The clinical trial infrastructure for cell and gene therapies is overloaded. How can we strengthen it?

By Kathy Scott, Associate Site Alliance Director

4 min

The clinical trial infrastructure for cell and gene therapies is overloaded. How can we strengthen it?

A limited number of investigative sites are qualified to conduct cell and gene therapy (CAGT) trials, and the number of studies has soared since 2016 with more than 2,500 currently in progress, according to the FDA¹. Most are at top-tier academic research centers, and data show staff at those institutions are burning out². Kathy Scott, Associate Director with Parexel’s Site Alliance Americas Team, works on the front lines of this swelling crisis. She shares her vision of what sponsors, sites, and clinical research organizations (CROs) can do to expand CAGT research to community-based sites and build a more sustainable system. 

Restructuring demands collaboration and raises tough questions

Using the same academic research centers for CAGT trials leads to site fatigue, perpetuates the lack of patient diversity, and impedes access to new treatments. Moving trials from overburdened institutions to community-based sites could solve these problems, but it will require collaboration and capital investment by key stakeholders. 

In March of 2023, I participated in a panel discussion on this topic at the Society for Clinical Research Sites Oncology Site Solutions Summit. There was broad consensus among site, sponsor, and CRO attendees that moving CAGT trials into communities is essential to ensure enough sites are available to develop future products. Toward the end of an hour-long, intense discussion, one site representative asked: “Can we please start having these discussions with all of us in the same room? We keep having these discussions in silos.” That plea resonated with me. 

In my work at Parexel, I have found that sites aspiring to CAGT clinical research are frustrated. They cannot find a comprehensive resource detailing the operational requirements of conducting these complex trials. As a result, inexperienced sites find it difficult to navigate the standards established by the Foundation for the Accreditation of Cell Therapy (FACT) and other international certification organizations. The CAGT field needs introductory-level education and training materials for sites. Producing new, easily accessible resources would require seasoned players to share their knowledge and experience. Can this be done?

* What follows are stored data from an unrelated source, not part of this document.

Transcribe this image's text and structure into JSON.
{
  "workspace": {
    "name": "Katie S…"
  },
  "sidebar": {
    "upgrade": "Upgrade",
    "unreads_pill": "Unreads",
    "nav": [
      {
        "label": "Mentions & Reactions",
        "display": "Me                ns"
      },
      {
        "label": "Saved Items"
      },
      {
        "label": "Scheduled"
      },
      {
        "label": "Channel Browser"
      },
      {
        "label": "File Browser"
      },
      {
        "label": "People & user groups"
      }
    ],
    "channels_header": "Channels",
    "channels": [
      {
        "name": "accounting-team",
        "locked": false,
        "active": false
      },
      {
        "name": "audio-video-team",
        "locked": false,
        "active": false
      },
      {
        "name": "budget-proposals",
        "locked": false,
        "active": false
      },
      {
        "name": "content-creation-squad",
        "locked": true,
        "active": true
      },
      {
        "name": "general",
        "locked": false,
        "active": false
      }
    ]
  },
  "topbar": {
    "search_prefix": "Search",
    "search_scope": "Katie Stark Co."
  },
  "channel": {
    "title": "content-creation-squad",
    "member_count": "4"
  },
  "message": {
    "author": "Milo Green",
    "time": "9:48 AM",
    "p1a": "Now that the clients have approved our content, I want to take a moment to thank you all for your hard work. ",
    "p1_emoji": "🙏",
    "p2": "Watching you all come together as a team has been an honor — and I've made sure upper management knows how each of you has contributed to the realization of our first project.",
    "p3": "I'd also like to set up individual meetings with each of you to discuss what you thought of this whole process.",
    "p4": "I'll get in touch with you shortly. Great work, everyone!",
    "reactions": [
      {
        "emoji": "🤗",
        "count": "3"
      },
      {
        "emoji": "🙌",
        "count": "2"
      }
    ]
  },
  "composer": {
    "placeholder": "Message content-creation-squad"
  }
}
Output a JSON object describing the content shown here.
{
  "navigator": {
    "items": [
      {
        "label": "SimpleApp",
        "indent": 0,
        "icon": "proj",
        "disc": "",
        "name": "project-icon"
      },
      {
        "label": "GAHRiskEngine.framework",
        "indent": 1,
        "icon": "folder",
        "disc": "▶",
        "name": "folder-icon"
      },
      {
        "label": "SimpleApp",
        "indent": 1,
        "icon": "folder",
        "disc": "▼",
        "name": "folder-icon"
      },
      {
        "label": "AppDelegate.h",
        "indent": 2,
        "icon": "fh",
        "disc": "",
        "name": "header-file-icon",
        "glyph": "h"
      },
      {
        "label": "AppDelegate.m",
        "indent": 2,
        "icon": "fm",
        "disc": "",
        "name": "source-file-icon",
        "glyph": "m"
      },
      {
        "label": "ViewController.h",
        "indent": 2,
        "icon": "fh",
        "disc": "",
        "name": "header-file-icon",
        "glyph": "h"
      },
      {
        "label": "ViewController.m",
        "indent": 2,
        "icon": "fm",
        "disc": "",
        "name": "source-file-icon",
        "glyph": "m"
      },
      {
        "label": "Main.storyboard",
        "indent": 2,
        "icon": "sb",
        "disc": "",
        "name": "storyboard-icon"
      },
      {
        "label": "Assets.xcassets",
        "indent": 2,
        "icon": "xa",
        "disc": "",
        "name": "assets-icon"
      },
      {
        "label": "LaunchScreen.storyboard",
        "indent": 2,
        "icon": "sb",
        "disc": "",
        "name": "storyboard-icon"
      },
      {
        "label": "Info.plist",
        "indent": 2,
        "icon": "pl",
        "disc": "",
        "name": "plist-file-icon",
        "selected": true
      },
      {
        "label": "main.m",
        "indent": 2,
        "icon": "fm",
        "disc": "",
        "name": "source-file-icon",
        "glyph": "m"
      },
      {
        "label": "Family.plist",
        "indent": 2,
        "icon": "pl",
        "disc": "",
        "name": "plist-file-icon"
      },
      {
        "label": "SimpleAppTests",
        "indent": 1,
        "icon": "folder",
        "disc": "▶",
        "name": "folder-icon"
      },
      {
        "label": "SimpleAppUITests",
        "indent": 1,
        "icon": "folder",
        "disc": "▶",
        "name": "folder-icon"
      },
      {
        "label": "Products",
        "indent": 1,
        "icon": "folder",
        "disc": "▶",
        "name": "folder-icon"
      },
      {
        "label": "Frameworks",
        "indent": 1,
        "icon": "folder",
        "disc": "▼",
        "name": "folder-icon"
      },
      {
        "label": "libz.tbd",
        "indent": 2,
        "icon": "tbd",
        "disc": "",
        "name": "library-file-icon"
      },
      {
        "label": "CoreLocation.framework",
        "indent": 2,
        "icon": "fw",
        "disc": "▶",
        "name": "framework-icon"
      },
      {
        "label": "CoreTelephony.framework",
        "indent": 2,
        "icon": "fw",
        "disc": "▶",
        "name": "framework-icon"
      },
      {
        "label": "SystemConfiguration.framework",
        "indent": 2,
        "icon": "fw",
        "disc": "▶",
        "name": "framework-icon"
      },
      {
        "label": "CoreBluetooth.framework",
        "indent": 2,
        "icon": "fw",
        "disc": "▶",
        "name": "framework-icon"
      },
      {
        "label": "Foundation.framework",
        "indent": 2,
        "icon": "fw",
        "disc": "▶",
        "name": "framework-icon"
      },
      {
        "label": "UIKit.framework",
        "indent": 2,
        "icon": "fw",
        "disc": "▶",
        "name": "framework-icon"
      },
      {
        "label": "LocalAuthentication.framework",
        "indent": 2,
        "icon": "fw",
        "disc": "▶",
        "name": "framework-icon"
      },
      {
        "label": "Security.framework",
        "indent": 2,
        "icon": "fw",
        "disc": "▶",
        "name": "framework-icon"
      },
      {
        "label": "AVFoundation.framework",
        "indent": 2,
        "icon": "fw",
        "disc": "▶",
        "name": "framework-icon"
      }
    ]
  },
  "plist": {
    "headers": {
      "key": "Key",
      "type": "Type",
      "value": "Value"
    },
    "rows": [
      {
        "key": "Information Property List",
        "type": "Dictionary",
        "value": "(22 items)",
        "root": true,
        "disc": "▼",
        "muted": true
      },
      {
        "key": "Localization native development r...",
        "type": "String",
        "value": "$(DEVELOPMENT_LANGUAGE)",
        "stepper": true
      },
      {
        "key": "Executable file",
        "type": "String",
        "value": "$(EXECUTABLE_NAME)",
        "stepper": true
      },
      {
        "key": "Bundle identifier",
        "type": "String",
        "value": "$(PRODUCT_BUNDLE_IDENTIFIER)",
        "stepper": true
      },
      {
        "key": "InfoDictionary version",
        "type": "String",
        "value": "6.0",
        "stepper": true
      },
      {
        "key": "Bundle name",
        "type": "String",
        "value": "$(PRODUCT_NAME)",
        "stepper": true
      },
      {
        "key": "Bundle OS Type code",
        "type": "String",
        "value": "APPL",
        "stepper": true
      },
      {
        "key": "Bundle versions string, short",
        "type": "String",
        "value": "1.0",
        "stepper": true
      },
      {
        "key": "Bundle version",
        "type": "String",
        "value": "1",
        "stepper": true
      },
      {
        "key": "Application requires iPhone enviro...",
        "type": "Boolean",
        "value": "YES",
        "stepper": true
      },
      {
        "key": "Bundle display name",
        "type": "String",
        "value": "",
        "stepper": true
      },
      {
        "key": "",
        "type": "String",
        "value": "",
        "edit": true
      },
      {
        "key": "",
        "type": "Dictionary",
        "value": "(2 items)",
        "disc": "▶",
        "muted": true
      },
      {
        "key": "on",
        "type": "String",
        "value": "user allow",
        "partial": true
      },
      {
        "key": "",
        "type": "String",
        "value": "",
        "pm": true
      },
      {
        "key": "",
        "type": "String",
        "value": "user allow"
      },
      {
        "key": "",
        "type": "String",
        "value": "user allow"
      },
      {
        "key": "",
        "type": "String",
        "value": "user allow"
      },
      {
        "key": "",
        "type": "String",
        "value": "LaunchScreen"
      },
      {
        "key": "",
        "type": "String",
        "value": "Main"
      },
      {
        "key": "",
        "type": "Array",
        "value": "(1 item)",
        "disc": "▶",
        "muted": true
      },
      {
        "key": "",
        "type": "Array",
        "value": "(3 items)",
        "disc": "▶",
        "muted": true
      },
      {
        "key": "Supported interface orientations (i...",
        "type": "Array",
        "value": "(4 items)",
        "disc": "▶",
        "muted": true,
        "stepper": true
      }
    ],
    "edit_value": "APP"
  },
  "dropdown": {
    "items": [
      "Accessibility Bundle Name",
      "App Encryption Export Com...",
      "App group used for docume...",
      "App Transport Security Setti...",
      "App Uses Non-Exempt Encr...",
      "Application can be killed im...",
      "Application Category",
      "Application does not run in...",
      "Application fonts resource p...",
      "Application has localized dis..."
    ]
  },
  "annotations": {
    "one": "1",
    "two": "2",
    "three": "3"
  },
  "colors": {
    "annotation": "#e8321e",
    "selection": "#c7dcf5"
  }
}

Currently, most CAGT trials occur in institutions where every study-related procedure, assessment, and medical intervention is conducted within their walls. But expanding CAGT research to community-based sites will require them to manage external providers for some procedures. For example, medical practice investigators may need to work with accredited blood banks for leukapheresis. Or they may need to partner with hospitals to handle the serious adverse events (SAEs) associated with administering CAR T-cell therapies, such as cytokine release syndrome and neurotoxicity. Will hospital research sites already conducting CAGT trials be willing to provide in-patient care services to medical practice research sites in their community (for non-competing trials)? Will accredited treatment centers (ATCs) of commercial cell therapies be willing to provide in-patient care to research participants? These and other tough questions need answers if community-based sites are to make progress in CAGT research.

I propose that sponsors, sites, and CROs collaborate to discuss new operating models and begin addressing these questions. Even without an official collaboration to promote the greater good, all players can be part of the solution.

Here are critical actions each of the three main stakeholder groups can take now:

Three main stakeholder groups

Sponsors

Streamline protocols and move beyond comfort zones

The scope of CAGT clinical trial protocols is crippling workflow and productivity at sites. Studies replete with exploratory endpoints, assessments, and genetic testing strain resources³. Some of these elements are required; others could be re-assessed. Large academic centers now have so many competing studies (whether CAGT or not) and so few available resources that they must strictly limit the number of trials they undertake. At Parexel, we see institutional disease and resourcing review groups increasingly reject resource-intensive trials. For sponsors, streamlining CAGT protocols is the most effective way to lessen the burden on sites. 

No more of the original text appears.